Determining the Filing Deadline

The deadline for filing Form 10-K depends on a company’s “filer status,” determined by its public float. Public float refers to the aggregate market value of a company’s common shares held by non-affiliates. This calculation is typically performed as of the last business day of the company’s most recently completed second fiscal quarter.

Large Accelerated Filers, which are companies with a public float of $700 million or more, must file their Form 10-K within 60 days after their fiscal year-end. These companies are generally larger entities with significant market capitalization. The shorter deadline reflects their greater resources and the market’s demand for timely information from such substantial entities.

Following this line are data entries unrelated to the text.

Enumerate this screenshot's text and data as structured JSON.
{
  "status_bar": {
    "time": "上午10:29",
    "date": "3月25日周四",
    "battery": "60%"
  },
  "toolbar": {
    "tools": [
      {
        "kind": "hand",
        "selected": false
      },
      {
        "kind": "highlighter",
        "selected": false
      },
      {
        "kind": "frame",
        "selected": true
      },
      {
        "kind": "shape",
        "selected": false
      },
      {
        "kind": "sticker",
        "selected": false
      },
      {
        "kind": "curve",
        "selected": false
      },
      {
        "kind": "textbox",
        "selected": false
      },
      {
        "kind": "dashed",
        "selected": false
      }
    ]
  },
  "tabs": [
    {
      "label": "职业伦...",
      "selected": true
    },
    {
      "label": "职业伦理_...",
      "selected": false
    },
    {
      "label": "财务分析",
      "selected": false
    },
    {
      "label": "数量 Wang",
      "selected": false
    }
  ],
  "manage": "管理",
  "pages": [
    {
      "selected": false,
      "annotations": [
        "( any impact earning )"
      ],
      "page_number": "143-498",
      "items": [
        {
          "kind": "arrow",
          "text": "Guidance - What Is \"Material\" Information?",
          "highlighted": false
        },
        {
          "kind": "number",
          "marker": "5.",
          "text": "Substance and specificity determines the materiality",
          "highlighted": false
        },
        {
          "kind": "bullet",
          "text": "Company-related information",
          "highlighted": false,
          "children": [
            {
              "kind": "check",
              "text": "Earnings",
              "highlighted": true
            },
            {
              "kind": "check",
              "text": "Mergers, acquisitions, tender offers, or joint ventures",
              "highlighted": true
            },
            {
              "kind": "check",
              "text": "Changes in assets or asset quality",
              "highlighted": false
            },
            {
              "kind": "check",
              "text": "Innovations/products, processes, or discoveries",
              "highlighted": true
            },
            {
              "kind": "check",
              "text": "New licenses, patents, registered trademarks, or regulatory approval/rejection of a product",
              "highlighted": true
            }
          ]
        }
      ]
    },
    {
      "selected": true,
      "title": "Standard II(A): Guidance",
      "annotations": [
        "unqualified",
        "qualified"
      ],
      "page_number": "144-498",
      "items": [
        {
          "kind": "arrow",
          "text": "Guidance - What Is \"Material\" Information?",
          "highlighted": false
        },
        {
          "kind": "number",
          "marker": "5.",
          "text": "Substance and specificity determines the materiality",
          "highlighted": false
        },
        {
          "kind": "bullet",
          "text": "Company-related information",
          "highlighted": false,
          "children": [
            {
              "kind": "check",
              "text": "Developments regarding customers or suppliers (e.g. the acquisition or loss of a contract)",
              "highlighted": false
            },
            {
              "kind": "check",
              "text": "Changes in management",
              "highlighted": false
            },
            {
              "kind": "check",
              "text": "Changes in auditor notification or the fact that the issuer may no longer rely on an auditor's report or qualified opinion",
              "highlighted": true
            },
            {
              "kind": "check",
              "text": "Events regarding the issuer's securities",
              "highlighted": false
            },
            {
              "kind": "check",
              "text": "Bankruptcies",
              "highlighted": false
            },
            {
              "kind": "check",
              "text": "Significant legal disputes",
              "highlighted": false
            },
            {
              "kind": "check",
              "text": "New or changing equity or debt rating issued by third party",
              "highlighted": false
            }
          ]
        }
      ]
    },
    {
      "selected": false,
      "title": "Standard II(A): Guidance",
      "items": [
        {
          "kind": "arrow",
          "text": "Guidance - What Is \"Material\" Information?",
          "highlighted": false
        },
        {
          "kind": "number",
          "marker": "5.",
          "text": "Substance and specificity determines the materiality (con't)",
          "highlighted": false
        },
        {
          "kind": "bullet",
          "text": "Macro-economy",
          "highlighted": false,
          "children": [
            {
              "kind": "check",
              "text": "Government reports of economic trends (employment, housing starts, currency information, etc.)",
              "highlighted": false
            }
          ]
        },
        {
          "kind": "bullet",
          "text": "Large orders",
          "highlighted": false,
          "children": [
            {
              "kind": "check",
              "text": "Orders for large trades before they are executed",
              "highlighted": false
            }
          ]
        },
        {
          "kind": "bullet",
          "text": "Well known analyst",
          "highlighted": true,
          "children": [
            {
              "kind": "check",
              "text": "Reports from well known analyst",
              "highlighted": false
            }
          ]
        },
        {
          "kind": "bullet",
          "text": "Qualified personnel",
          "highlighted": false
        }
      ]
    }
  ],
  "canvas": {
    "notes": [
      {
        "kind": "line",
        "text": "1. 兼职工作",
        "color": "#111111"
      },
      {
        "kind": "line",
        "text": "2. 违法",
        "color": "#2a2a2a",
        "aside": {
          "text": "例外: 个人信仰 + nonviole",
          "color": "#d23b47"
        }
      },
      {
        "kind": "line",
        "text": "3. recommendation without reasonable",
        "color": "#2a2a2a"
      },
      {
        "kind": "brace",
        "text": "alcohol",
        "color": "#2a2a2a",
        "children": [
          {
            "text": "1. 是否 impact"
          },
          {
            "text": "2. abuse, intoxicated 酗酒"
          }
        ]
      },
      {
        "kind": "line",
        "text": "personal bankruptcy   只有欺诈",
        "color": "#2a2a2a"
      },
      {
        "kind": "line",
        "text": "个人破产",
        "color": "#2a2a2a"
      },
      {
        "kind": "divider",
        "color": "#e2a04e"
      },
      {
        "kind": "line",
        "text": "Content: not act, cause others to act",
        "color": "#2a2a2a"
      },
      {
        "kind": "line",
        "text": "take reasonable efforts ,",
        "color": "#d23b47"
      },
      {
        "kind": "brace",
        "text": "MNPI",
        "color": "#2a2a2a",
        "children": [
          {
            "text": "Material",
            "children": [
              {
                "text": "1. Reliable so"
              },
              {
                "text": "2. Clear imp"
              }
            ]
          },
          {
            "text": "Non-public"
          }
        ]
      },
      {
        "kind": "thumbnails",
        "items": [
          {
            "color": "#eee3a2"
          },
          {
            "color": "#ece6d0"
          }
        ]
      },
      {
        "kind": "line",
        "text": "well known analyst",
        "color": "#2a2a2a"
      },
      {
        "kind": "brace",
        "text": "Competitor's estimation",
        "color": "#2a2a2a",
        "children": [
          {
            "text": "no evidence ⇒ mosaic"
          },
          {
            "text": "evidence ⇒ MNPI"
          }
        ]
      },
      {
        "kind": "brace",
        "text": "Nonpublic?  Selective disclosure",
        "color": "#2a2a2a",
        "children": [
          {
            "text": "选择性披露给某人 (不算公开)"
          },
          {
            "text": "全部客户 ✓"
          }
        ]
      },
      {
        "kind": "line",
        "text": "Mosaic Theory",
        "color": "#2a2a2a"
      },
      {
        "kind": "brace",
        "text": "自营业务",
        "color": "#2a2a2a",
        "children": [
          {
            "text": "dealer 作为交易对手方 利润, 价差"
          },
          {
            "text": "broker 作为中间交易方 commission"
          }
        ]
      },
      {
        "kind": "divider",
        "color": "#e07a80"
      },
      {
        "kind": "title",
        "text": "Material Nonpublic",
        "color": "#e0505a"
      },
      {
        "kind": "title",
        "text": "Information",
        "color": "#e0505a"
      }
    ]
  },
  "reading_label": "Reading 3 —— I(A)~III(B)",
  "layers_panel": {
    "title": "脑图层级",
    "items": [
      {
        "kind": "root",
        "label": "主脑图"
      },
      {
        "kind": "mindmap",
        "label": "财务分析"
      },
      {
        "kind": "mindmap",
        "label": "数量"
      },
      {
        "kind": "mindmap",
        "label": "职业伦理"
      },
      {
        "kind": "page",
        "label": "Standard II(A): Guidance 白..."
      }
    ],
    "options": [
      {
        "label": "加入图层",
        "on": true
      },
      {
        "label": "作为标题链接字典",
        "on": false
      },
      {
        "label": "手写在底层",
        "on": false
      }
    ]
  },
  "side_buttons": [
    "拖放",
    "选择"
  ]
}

Accelerated Filers are defined as companies with a public float of $75 million or more but less than $700 million. These companies are required to submit their 10-K within 75 days following their fiscal year-end. Companies must have been subject to SEC reporting requirements for at least 12 calendar months and have filed at least one annual report to qualify as an accelerated filer.

Companies that do not meet the criteria for large accelerated or accelerated filers are categorized as Non-Accelerated Filers. This category includes companies with a public float of less than $75 million. Non-Accelerated Filers are granted a longer period, 90 days after their fiscal year-end, to file their annual report.

Smaller Reporting Companies (SRCs) have specific thresholds that allow for scaled disclosure requirements. An SRC is generally defined as a company with a public float of less than $250 million or, alternatively, less than $100 million in annual revenues and either no public float or a public float of less than $700 million. While their filing deadlines align with non-accelerated filers, they benefit from certain accommodations in the level of detail required in their disclosures.

How to Find 10-K Filings

All Form 10-K filings are publicly accessible through the SEC’s Electronic Data Gathering, Analysis, and Retrieval (EDGAR) database. This online system is the official repository for documents public companies submit to the SEC. To locate a specific company’s 10-K, visit the EDGAR website and use the “Company Search” function.

Users can search for filings by entering a company’s name or ticker symbol. Filter results by “Filing Type” and “10-K” to find annual reports. Companies often link to their 10-Ks in the investor relations section of their websites.